What is "specified complexity"? It is another word for intelligent design...a design so complex that it must be designed intelligently. Examples are the big bang; DNA; the origin of life; and speciation. I cannot take any of these objections seriously, and, curiously, neither does creationist Dr. William Dembski. In his paper The Explanatory Filter presented at the 1996 Mere Creation conference and linked here from the Origins' website, Dr. Dembski explains how the three step filter that validates intelligent design is bypassed by non-design scientists. In a section of the paper titled "The Relevance to Biology" Dembski writes how Stuart Kauffman's " 'autocatalytic polymer sets...are expected to form spontaneously' (The Origins of Order, 1993, p.288)" casting doubt on the Filter's relevance to biology. "Kaufmann is in effect explaining life in terms of law", stalling the filter at step one and not allowing further filtration to step two, let alone three where design is practically assured. Dr. Dembski notes that Kaufmann is not alone in defeating his filter. In sum then, these objections that are supposed to support specific complexity are theorized to have developed in natural terms, including biology's specified complexity so they do not require a new miraculous rule book. The authors' suggestion that origins science is superior to operations science (in fact, neccessary) for discussing the origin of life or the universe is currently baseless.
The last argument for cause is time. An argument is offered to "show time cannot go back into the past forever" (p.17). As I read the argument I was reminded of an argument (or was it a tease?) I'd heard in grade school. A person, the argument went, never gets where they are going. First you must go half the distance, then half the remaining distance, and so on in a series of smaller and smaller steps. But you never get where you are going!
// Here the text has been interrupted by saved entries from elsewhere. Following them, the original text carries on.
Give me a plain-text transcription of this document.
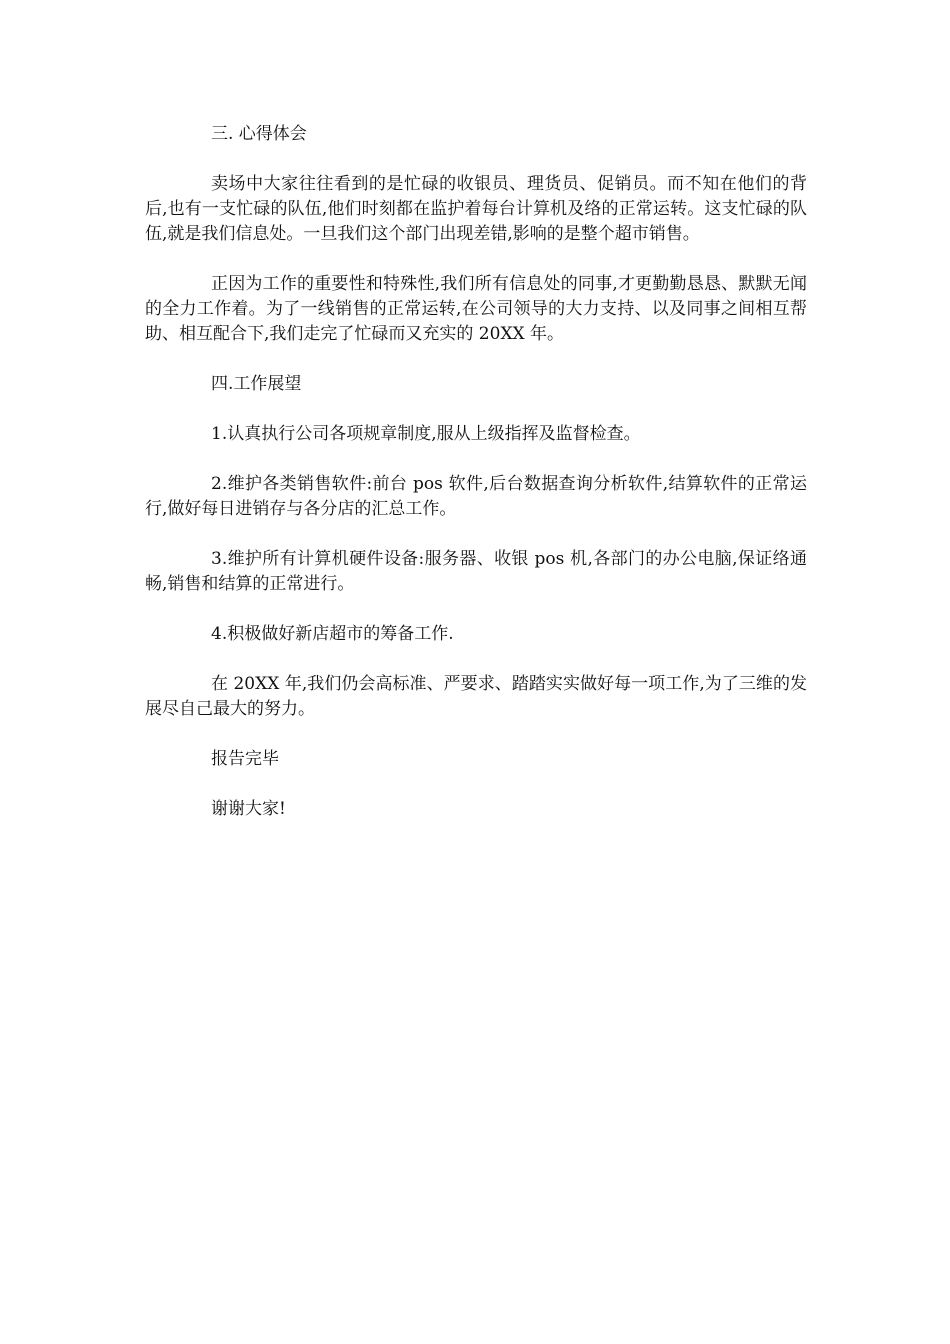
三. 心得体会

卖场中大家往往看到的是忙碌的收银员、理货员、促销员。而不知在他们的背后,也有一支忙碌的队伍,他们时刻都在监护着每台计算机及络的正常运转。这支忙碌的队伍,就是我们信息处。一旦我们这个部门出现差错,影响的是整个超市销售。

正因为工作的重要性和特殊性,我们所有信息处的同事,才更勤勤恳恳、默默无闻的全力工作着。为了一线销售的正常运转,在公司领导的大力支持、以及同事之间相互帮助、相互配合下,我们走完了忙碌而又充实的 20XX 年。

四.工作展望

1.认真执行公司各项规章制度,服从上级指挥及监督检查。

2.维护各类销售软件:前台 pos 软件,后台数据查询分析软件,结算软件的正常运行,做好每日进销存与各分店的汇总工作。

3.维护所有计算机硬件设备:服务器、收银 pos 机,各部门的办公电脑,保证络通畅,销售和结算的正常进行。

4.积极做好新店超市的筹备工作.

在 20XX 年,我们仍会高标准、严要求、踏踏实实做好每一项工作,为了三维的发展尽自己最大的努力。

报告完毕

谢谢大家!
Later, I learned this was called the paradox of "Zeno's Arrow". I, however, do get where I'm going with some regularity, and it is a self evident truth that people get where they are going unimpeded by philosophical spatial considerations. Philosophical temporal considerations, likewise, are just as futile. More to the point though is the simple fact that nobody (other than creation science believers) ever said time must go back forever. This is a straw man argument our authors present because the standard model of cosmogenesis holds that time begins when a frame of reference for time begins and ends when that reference frame ends.
I think I've shown adequate reason to dismiss the first seven arguments, concentrating on numbers four and five as their keystone. I'll leave it up to the reader to judge for themselves, and write me with objections or clarifications.